The figure describes the combination of swells directed at Waiehu beach park through a typical April and is based upon 2160 NWW3 model predictions since 2007 (values every 3 hours). The wave model does not forecast wind and surf right at the coast so we have chosen the optimum grid node based on what we know about Waiehu beach park. In the case of Waiehu beach park, the best grid node is 8 km away (5 miles).

The rose diagram shows the distribution of swell sizes and directions, while the graph at the bottom shows the same thing but without direction information. Five colours illustrate increasing wave sizes. Blue shows the smallest swells, less that 0.5m (1.5 feet) high. These were forecast only 40% of the time. Green and yellow illustrate increasing swell sizes and highest swells greater than >3m (>10ft) are shown in red. In either graph, the area of any colour is proportional to how frequently that size swell occurs.

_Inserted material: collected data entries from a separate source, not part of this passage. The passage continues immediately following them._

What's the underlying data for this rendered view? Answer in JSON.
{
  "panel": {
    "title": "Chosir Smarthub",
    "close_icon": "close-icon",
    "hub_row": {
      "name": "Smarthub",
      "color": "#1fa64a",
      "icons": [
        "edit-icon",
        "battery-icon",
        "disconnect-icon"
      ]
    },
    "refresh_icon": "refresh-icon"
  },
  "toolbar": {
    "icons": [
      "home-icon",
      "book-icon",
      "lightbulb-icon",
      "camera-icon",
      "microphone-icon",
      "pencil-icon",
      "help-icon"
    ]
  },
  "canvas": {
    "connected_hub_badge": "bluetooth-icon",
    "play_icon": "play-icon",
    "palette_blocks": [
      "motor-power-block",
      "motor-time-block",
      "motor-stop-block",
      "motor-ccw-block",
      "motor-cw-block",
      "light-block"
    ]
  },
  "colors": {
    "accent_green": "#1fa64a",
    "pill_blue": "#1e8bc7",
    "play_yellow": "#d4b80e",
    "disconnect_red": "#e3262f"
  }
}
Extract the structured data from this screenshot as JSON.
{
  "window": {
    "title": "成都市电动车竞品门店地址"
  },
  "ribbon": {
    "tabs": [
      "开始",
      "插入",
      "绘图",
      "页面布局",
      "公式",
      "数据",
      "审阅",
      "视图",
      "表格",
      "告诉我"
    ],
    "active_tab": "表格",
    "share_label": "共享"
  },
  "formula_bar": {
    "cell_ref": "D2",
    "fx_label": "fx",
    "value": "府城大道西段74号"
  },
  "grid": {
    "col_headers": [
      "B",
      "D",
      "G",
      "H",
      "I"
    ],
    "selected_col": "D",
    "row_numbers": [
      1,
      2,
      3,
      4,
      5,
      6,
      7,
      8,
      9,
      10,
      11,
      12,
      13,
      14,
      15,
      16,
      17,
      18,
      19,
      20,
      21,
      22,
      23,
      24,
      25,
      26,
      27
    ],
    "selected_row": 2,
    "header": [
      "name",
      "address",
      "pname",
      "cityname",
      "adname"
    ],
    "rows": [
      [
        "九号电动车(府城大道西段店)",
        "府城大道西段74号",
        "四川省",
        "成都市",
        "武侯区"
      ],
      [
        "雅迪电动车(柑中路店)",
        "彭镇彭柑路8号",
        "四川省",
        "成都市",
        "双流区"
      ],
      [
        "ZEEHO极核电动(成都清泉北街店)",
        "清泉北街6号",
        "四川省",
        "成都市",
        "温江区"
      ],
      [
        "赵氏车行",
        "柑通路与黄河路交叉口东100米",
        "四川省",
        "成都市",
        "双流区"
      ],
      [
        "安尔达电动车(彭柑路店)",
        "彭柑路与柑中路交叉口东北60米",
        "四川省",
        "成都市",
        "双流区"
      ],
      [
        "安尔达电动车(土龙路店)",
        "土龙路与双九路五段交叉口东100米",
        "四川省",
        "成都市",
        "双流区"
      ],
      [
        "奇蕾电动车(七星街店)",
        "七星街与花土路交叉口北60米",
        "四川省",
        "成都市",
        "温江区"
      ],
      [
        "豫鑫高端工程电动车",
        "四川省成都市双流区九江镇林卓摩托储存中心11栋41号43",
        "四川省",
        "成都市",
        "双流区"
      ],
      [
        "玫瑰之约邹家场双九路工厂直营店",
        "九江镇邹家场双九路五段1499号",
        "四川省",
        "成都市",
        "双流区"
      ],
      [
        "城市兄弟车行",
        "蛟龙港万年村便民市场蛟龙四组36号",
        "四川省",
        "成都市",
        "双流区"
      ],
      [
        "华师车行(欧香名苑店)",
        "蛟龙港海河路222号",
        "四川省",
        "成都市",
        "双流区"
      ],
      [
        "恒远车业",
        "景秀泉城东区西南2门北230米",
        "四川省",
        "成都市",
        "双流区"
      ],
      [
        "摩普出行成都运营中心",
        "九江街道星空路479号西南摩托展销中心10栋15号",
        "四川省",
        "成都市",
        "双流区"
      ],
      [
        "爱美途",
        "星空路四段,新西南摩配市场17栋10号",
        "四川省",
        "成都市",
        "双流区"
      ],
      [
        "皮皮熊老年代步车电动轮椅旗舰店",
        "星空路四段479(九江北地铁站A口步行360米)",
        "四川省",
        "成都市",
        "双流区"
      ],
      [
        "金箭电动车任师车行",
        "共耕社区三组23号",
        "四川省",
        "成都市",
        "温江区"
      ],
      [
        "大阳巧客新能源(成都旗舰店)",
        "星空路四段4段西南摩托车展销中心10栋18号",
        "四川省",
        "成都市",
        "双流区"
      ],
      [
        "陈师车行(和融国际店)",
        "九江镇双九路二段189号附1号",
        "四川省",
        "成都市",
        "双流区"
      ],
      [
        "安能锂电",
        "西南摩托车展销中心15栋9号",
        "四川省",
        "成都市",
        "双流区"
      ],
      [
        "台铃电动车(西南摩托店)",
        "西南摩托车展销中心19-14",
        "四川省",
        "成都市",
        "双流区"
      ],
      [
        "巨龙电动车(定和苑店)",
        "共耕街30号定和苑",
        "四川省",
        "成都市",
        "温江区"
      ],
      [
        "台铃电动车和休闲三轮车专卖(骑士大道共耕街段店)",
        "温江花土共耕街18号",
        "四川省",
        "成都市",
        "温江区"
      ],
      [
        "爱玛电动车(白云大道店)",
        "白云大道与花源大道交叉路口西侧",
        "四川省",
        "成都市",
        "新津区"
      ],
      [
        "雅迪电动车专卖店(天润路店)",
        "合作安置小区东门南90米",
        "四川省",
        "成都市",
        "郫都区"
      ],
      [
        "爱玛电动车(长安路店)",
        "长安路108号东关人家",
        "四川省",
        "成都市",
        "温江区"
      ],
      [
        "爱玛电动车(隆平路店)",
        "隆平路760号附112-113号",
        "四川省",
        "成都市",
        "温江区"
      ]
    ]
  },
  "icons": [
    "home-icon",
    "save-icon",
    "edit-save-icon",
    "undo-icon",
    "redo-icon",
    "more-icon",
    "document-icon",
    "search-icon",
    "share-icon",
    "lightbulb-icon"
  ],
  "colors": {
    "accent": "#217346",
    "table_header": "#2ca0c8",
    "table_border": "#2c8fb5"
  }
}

The diagram suggests that the most common swell direction, shown by the biggest spokes, was NNE, whereas the the dominant wind blows from the E. Because the wave model grid is away from the coast, sometimes a strong offshore wind blows largest waves away from Waiehu beach park and out to sea. We group these with the no surf category of the bar chart. To avoid confusion we don't show these in the rose plot. Because wind determines whether or not waves are clean enough to surf at Waiehu beach park, you can select a similar diagram that shows only the swells that were predicted to coincide with glassy or offshore wind conditions. Over an average April, swells large enough to cause surfable waves at Waiehu beach park run for about 60% of the time.

IMPORTANT: Beta version feature! Swell heights are open water values from NWW3. There is no attempt to model near-shore effects. Coastal wave heights will generally be less, especially if the break does not have unobstructed exposure to the open ocean.